Spätestens jetzt schwappt das Chaos aus den Computern der Banken und Handelsräume auf die Straßen des gebeutelten südeuropäischen Staates über. Seit Wochen protestieren schon Zehntausende gegen das Spardiktat von IWF und EU. Plötzlich steigt die Zahl der Demonstranten bedrohlich. Sie liefern sich Straßenschlachten mit der Polizei. Mancherorts schießt die in ihrer Wehrlosigkeit scharf. In vielen Orten gibt es Tote und Schwerverwundete. Auf den öffentlichen Plätzen herrscht die Revolte. Die Staatsmacht versucht mit aller Gewalt, Ordnung zu wahren.
Das aber ist erst der Anfang: Krankenhäuser können plötzlich keine Medikamente mehr kaufen, weil der Zahlungsverkehr im gesamten Land zusammengebrochen ist. Gleichzeitig wird der riesigen Beamtenschaft im Lande klar, dass ihre Bezüge und späteren Pensionen gefährdet sind. Jugendliche Banden rauben Geschäfte aus. Die Fernsehsender und Nachrichtagenturen vor Ort übertragen Bilder von bürgerkriegsähnlichen Zuständen in alle Welt.

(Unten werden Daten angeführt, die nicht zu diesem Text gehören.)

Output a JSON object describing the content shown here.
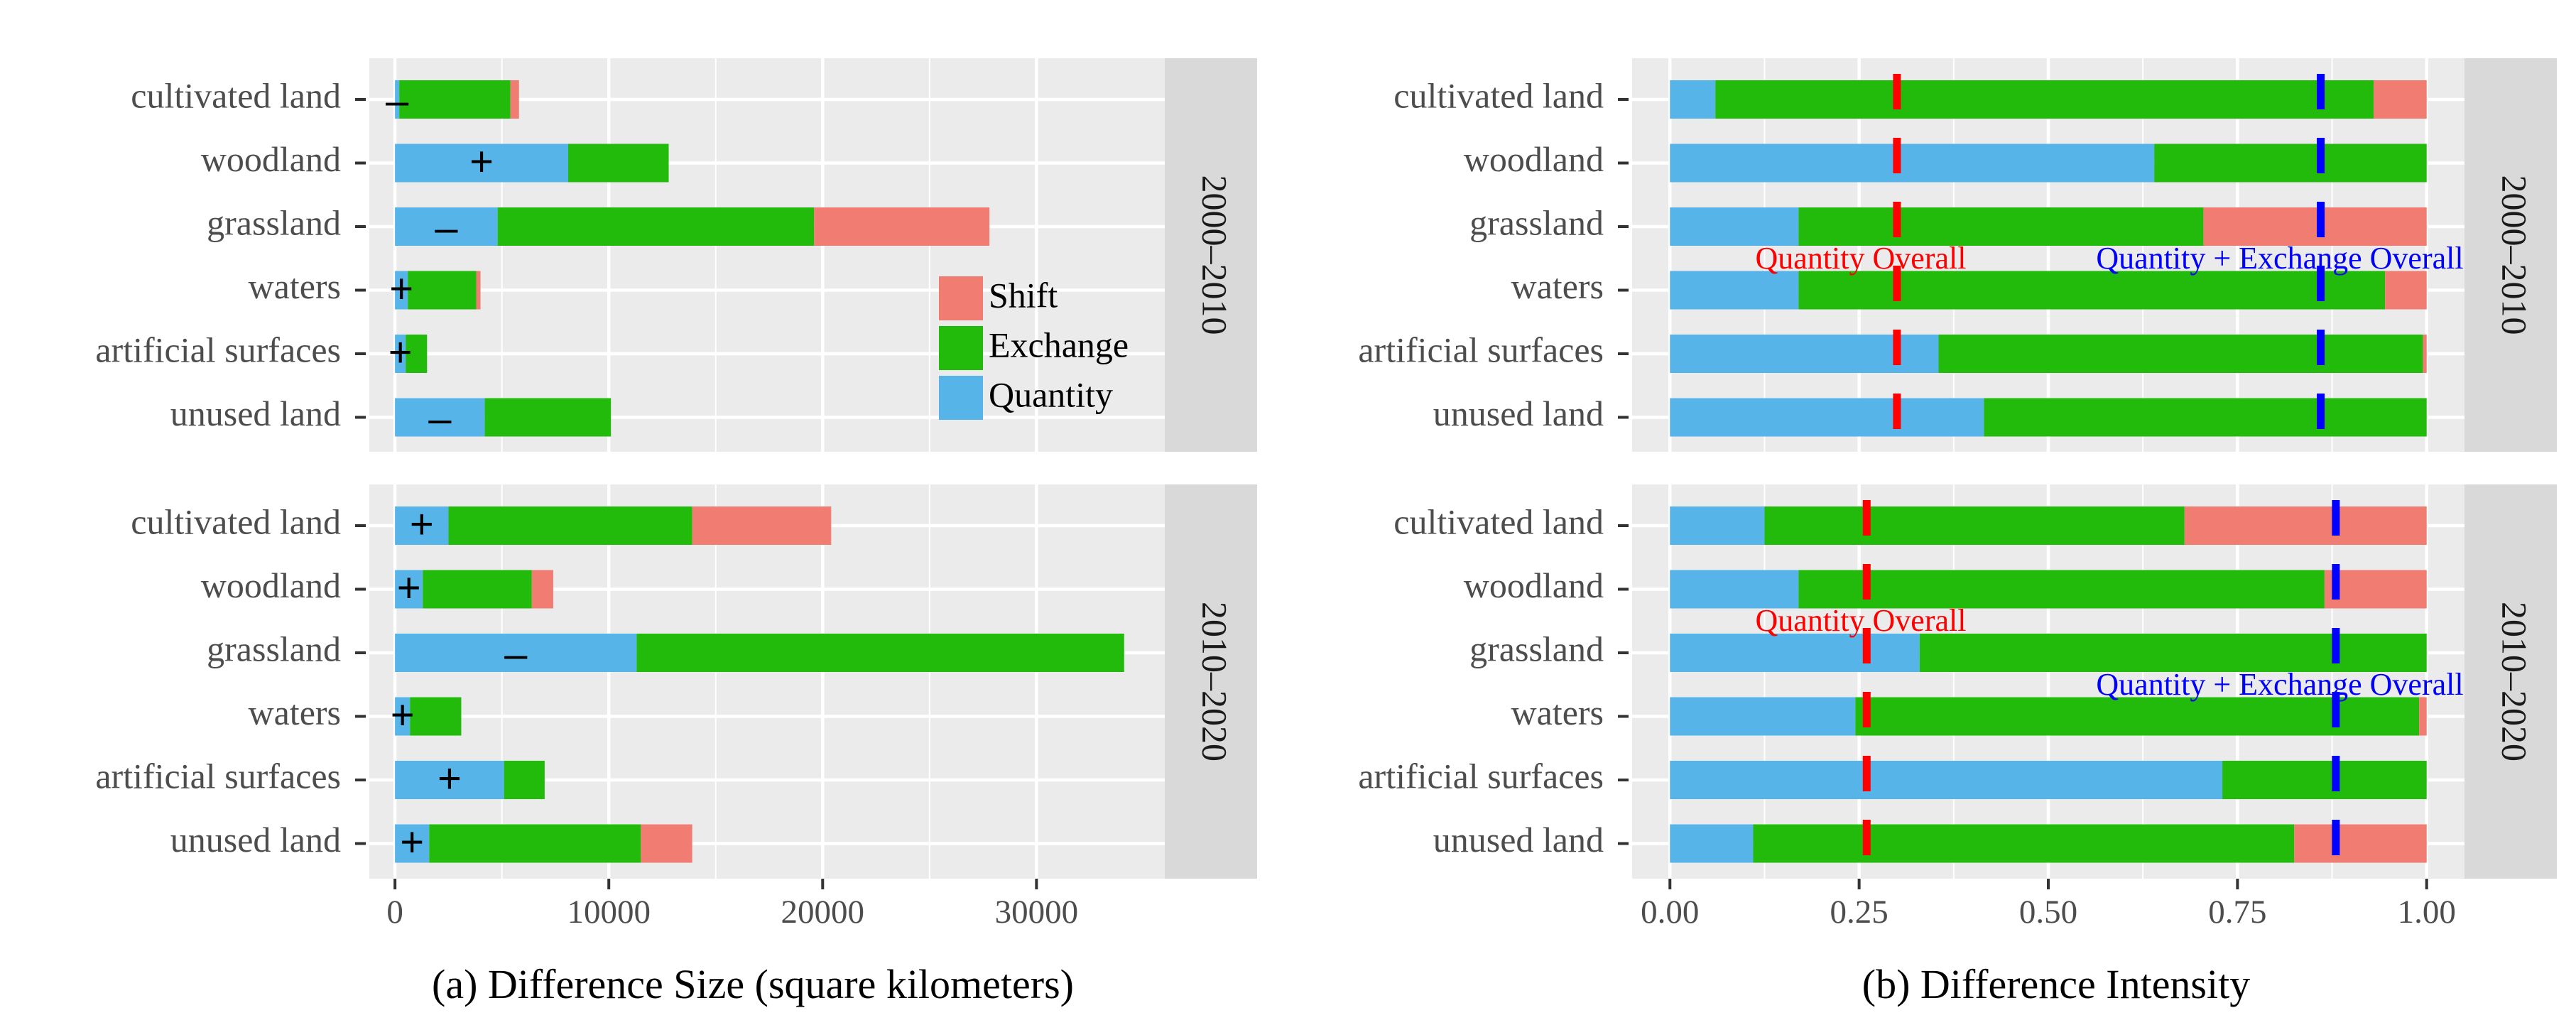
{
  "colors": {
    "Quantity": "#56b4e9",
    "Exchange": "#22bb0c",
    "Shift": "#f07c72",
    "panel_bg": "#ebebeb",
    "strip_bg": "#d9d9d9",
    "grid": "#ffffff",
    "quantity_line": "#ff0000",
    "qe_line": "#0000ff"
  },
  "legend": {
    "entries": [
      "Shift",
      "Exchange",
      "Quantity"
    ]
  },
  "chart_data": [
    {
      "id": "a",
      "type": "bar",
      "orientation": "horizontal",
      "stacked": true,
      "title": "",
      "xlabel": "(a) Difference Size (square kilometers)",
      "ylabel": "",
      "xlim": [
        -1200,
        36000
      ],
      "xticks": [
        0,
        10000,
        20000,
        30000
      ],
      "xtick_labels": [
        "0",
        "10000",
        "20000",
        "30000"
      ],
      "categories": [
        "cultivated land",
        "woodland",
        "grassland",
        "waters",
        "artificial surfaces",
        "unused land"
      ],
      "facets": [
        {
          "label": "2000–2010",
          "series": [
            {
              "name": "Quantity",
              "values": [
                200,
                8100,
                4800,
                600,
                500,
                4200
              ]
            },
            {
              "name": "Exchange",
              "values": [
                5200,
                4700,
                14800,
                3200,
                1000,
                5900
              ]
            },
            {
              "name": "Shift",
              "values": [
                400,
                0,
                8200,
                200,
                0,
                0
              ]
            }
          ],
          "direction_marks": [
            "-",
            "+",
            "-",
            "+",
            "+",
            "-"
          ]
        },
        {
          "label": "2010–2020",
          "series": [
            {
              "name": "Quantity",
              "values": [
                2500,
                1300,
                11300,
                700,
                5100,
                1600
              ]
            },
            {
              "name": "Exchange",
              "values": [
                11400,
                5100,
                22800,
                2400,
                1900,
                9900
              ]
            },
            {
              "name": "Shift",
              "values": [
                6500,
                1000,
                0,
                0,
                0,
                2400
              ]
            }
          ],
          "direction_marks": [
            "+",
            "+",
            "-",
            "+",
            "+",
            "+"
          ]
        }
      ]
    },
    {
      "id": "b",
      "type": "bar",
      "orientation": "horizontal",
      "stacked": true,
      "title": "",
      "xlabel": "(b) Difference Intensity",
      "ylabel": "",
      "xlim": [
        -0.05,
        1.05
      ],
      "xticks": [
        0,
        0.25,
        0.5,
        0.75,
        1
      ],
      "xtick_labels": [
        "0.00",
        "0.25",
        "0.50",
        "0.75",
        "1.00"
      ],
      "categories": [
        "cultivated land",
        "woodland",
        "grassland",
        "waters",
        "artificial surfaces",
        "unused land"
      ],
      "facets": [
        {
          "label": "2000–2010",
          "series": [
            {
              "name": "Quantity",
              "values": [
                0.06,
                0.64,
                0.17,
                0.17,
                0.355,
                0.415
              ]
            },
            {
              "name": "Exchange",
              "values": [
                0.87,
                0.36,
                0.535,
                0.775,
                0.64,
                0.585
              ]
            },
            {
              "name": "Shift",
              "values": [
                0.07,
                0.0,
                0.295,
                0.055,
                0.005,
                0.0
              ]
            }
          ],
          "reference_lines": [
            {
              "name": "Quantity Overall",
              "value": 0.3,
              "color": "#ff0000",
              "label": "Quantity Overall"
            },
            {
              "name": "Quantity + Exchange Overall",
              "value": 0.86,
              "color": "#0000ff",
              "label": "Quantity + Exchange Overall"
            }
          ]
        },
        {
          "label": "2010–2020",
          "series": [
            {
              "name": "Quantity",
              "values": [
                0.125,
                0.17,
                0.33,
                0.245,
                0.73,
                0.11
              ]
            },
            {
              "name": "Exchange",
              "values": [
                0.555,
                0.695,
                0.67,
                0.745,
                0.27,
                0.715
              ]
            },
            {
              "name": "Shift",
              "values": [
                0.32,
                0.135,
                0.0,
                0.01,
                0.0,
                0.175
              ]
            }
          ],
          "reference_lines": [
            {
              "name": "Quantity Overall",
              "value": 0.26,
              "color": "#ff0000",
              "label": "Quantity Overall"
            },
            {
              "name": "Quantity + Exchange Overall",
              "value": 0.88,
              "color": "#0000ff",
              "label": "Quantity + Exchange Overall"
            }
          ]
        }
      ]
    }
  ]
}
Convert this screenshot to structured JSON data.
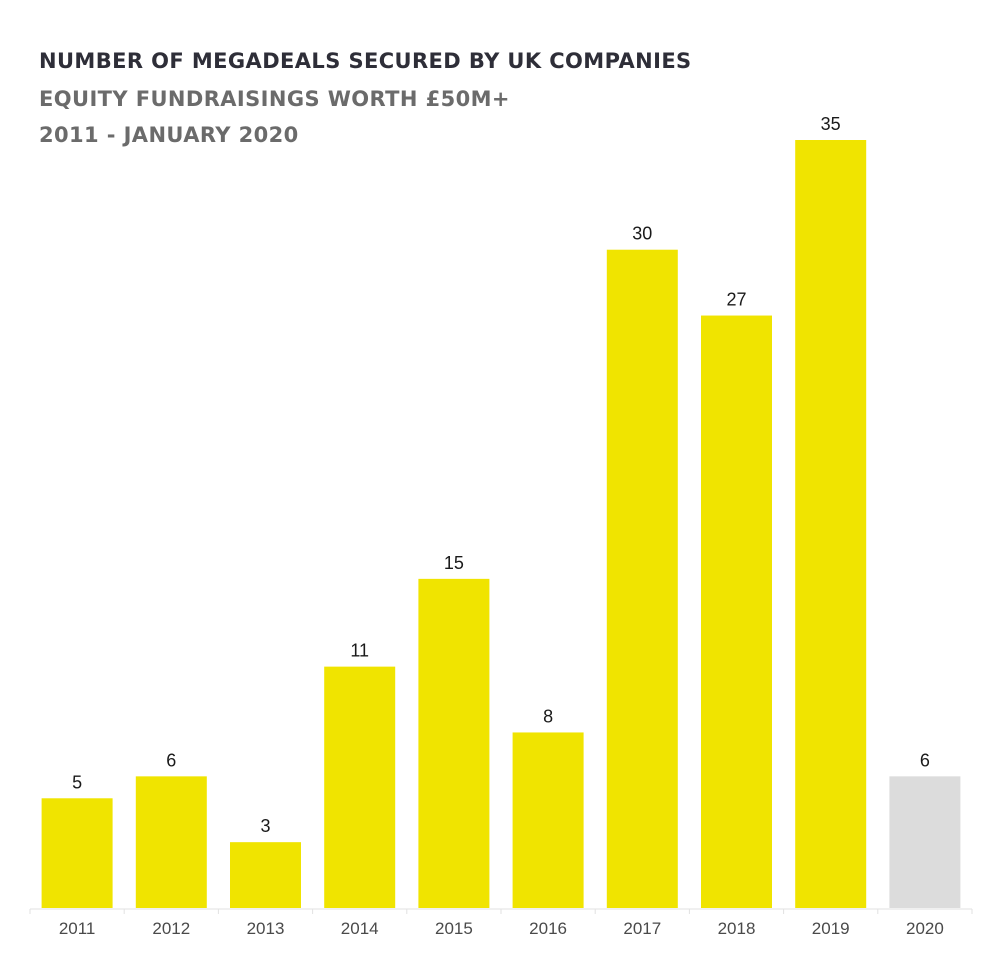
{
  "header": {
    "title": "NUMBER OF MEGADEALS SECURED BY UK COMPANIES",
    "subtitle": "EQUITY FUNDRAISINGS WORTH £50M+",
    "date_range": "2011 - JANUARY 2020"
  },
  "colors": {
    "bar": "#f0e400",
    "bar_highlight": "#dcdcdc",
    "axis": "#e2e2e2"
  },
  "chart_data": {
    "type": "bar",
    "title": "NUMBER OF MEGADEALS SECURED BY UK COMPANIES",
    "subtitle": "EQUITY FUNDRAISINGS WORTH £50M+",
    "categories": [
      "2011",
      "2012",
      "2013",
      "2014",
      "2015",
      "2016",
      "2017",
      "2018",
      "2019",
      "2020"
    ],
    "values": [
      5,
      6,
      3,
      11,
      15,
      8,
      30,
      27,
      35,
      6
    ],
    "value_labels": [
      "5",
      "6",
      "3",
      "11",
      "15",
      "8",
      "30",
      "27",
      "35",
      "6"
    ],
    "highlighted_categories": [
      "2020"
    ],
    "xlabel": "",
    "ylabel": "",
    "ylim": [
      0,
      35
    ],
    "grid": false,
    "legend": "none"
  }
}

Vielerorts ist man entsetzt. Der Euro bringt den Bürgerkrieg, titeln ausländische Zeitungen. Und in Spanien, wo die arbeitslose Jugend seit Monaten ebenfalls gegen die Sparmaßnahmen demonstriert, nimmt man die Ausschreitungen als Signal. Die Spirale dreht sich weiter. Die Politik ist entsetzt. In aller Eile verabreden sich die Staats- und Regierungschefs für den nächsten Tag zu einem Krisentreffen in Brüssel. Die Notenbanken weltweit versuchen, die Kernschmelze im Finanzsystem einzudämmen, indem sie quer über den Globus wieder einmal irre hohe Milliardenbeträge an Liquidität in die Banken kippen.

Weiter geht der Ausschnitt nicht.